FCT Project Reference: 2024.07378.IACDC – Embedded Knowledge and Networks: Complexity in Antitrust Collusion Mitigation (DOI:10.54499/2024.07378.IACDC)
The KNOW-NET-COMPET project explores the use of advanced data-driven techniques to improve the detection and analysis of collusive behaviors in markets, such as cartels and other anti-competitive practices. Funded by FCT Portugal, the project addresses the limitations of traditional antitrust tools by integrating network analysis, natural language processing (NLP), and knowledge graph methodologies.
Its core objective is to develop an interpretable decision-support tool capable of combining institutional knowledge embedded in previous decisions with external data sources. This unified knowledge structure enables the identification of potential collusive patterns, missing links between entities, and the assessment of risks in specific market segments.

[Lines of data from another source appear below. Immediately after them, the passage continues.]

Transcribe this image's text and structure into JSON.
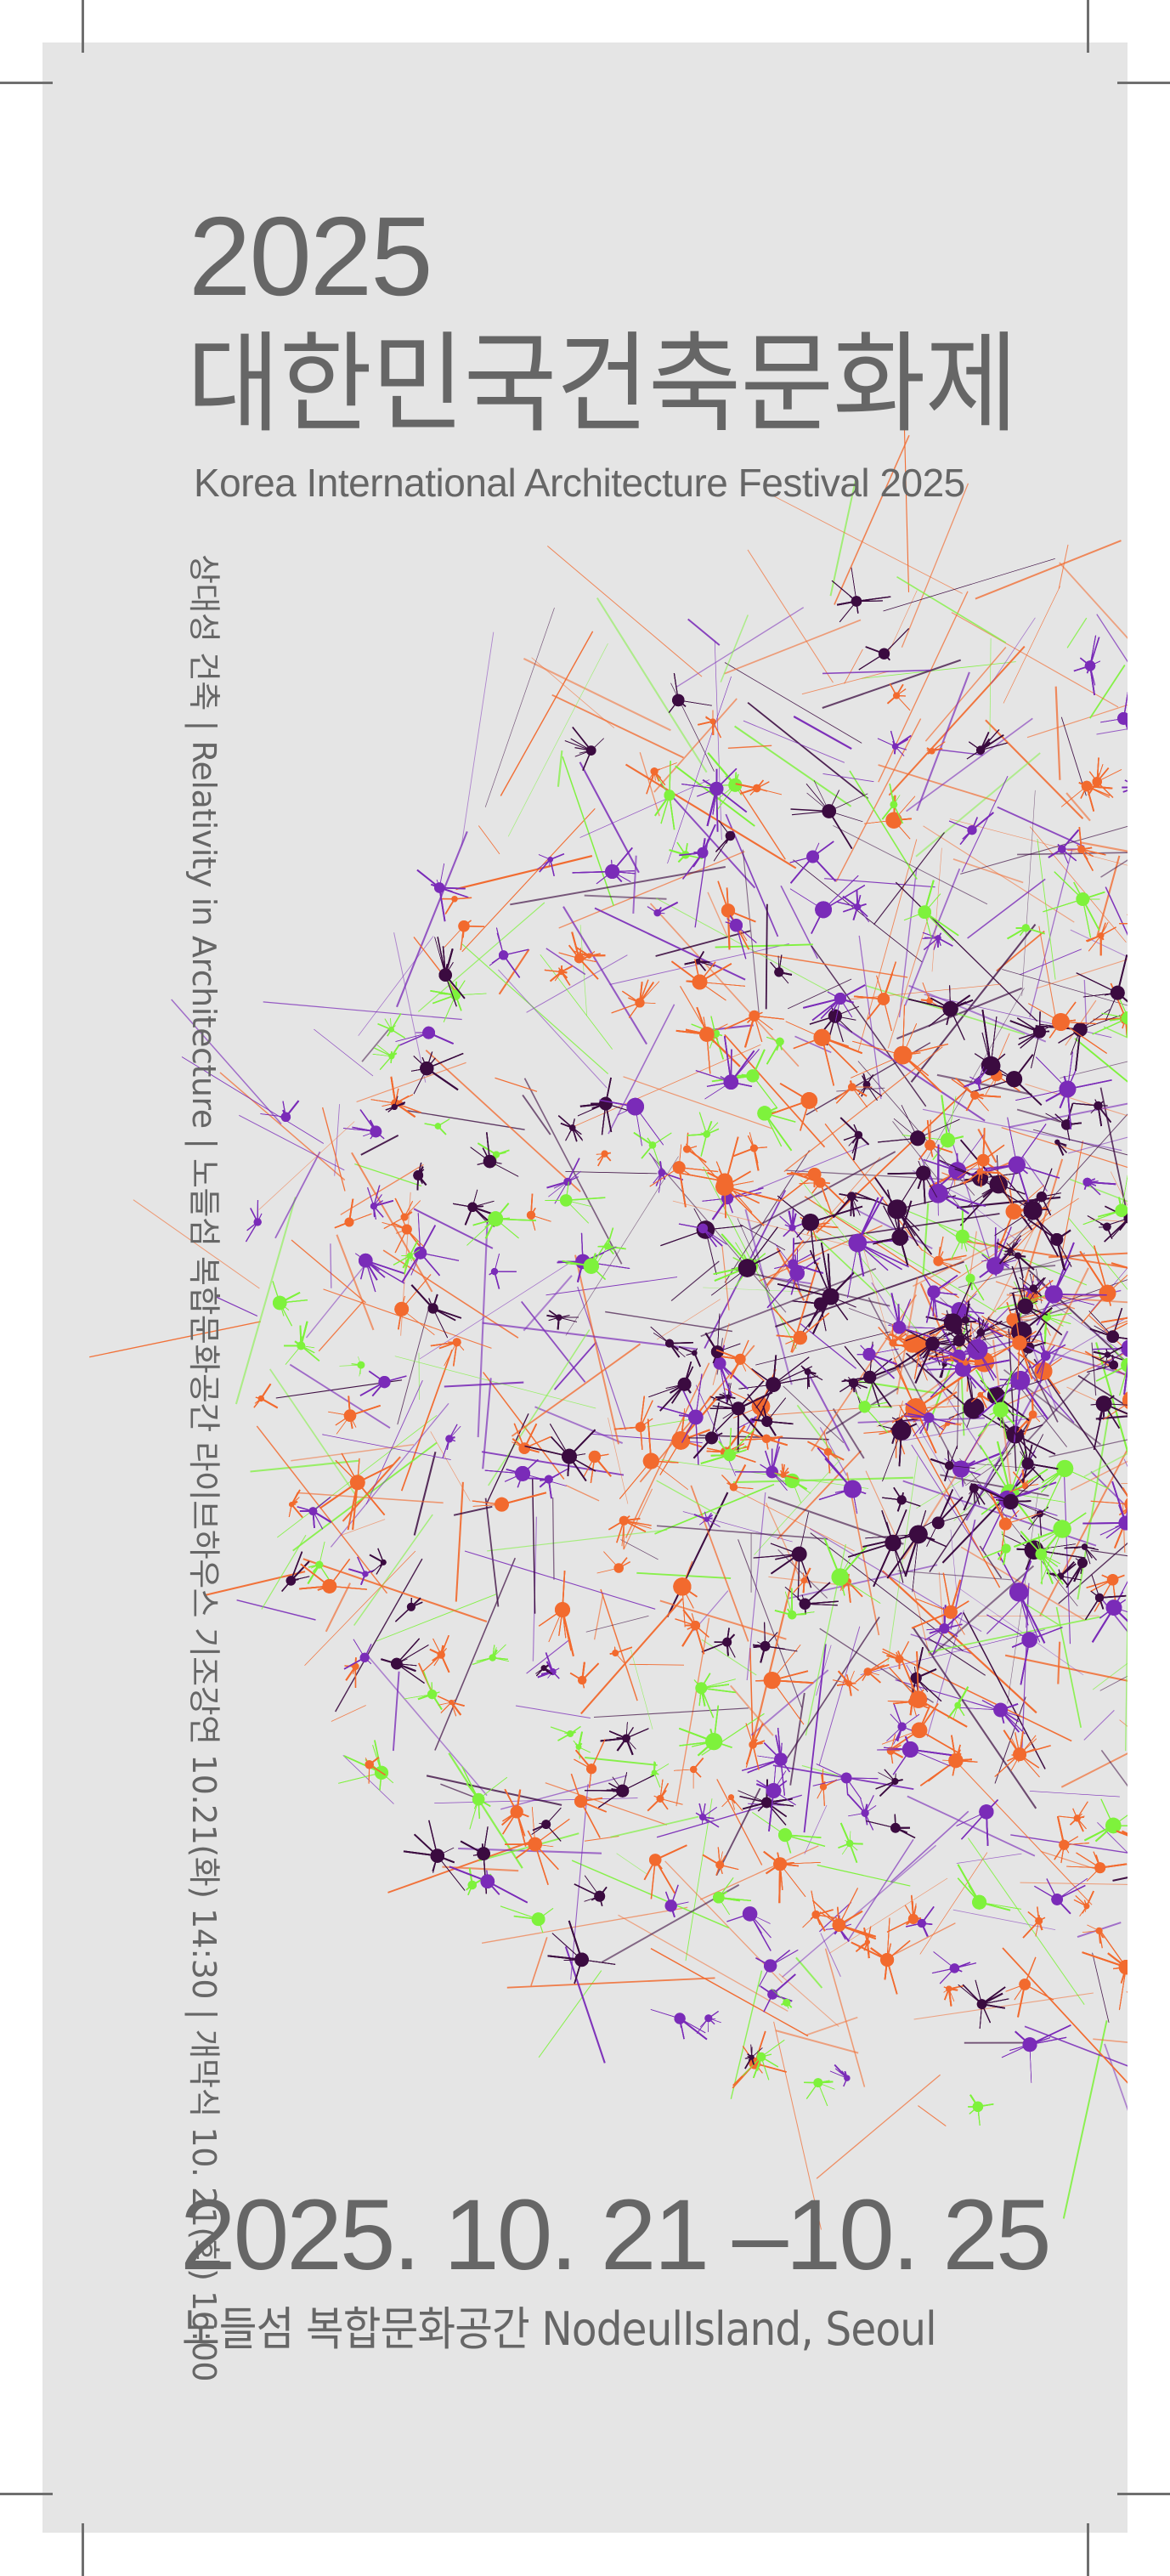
{
  "poster": {
    "year": "2025",
    "title_ko": "대한민국건축문화제",
    "title_en": "Korea International Architecture Festival 2025",
    "vertical_info": "상대성 건축 | Relativity in Architecture | 노들섬 복합문화공간 라이브하우스 기조강연 10.21(화) 14:30 | 개막식 10. 21(화) 16:00",
    "dates": "2025. 10. 21 –10. 25",
    "venue": "노들섬 복합문화공간 NodeulIsland, Seoul"
  },
  "colors": {
    "paper": "#e5e5e5",
    "text": "#666666",
    "art_orange": "#f26a2e",
    "art_purple": "#7a2bb8",
    "art_dark_purple": "#3b0b40",
    "art_green": "#7ef23c"
  }
}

The project unfolds in three key phases:
Data Mapping and Theoretical Foundations: identifying and cataloguing relevant data sources and conducting a comprehensive literature review on computational antitrust and AI/ML models;
Graph Construction and Integration: building a flexible knowledge graph architecture that integrates structured and unstructured data and allows continuous updates;
Applied Case Studies: testing the system through concrete use cases such as link prediction and market segmentation, demonstrating its potential to support antitrust analysis and policy.
This project contributes to the broader effort of making AI-based regulatory tools more transparent, explainable, and adaptable to the complexity of real-world market dynamics.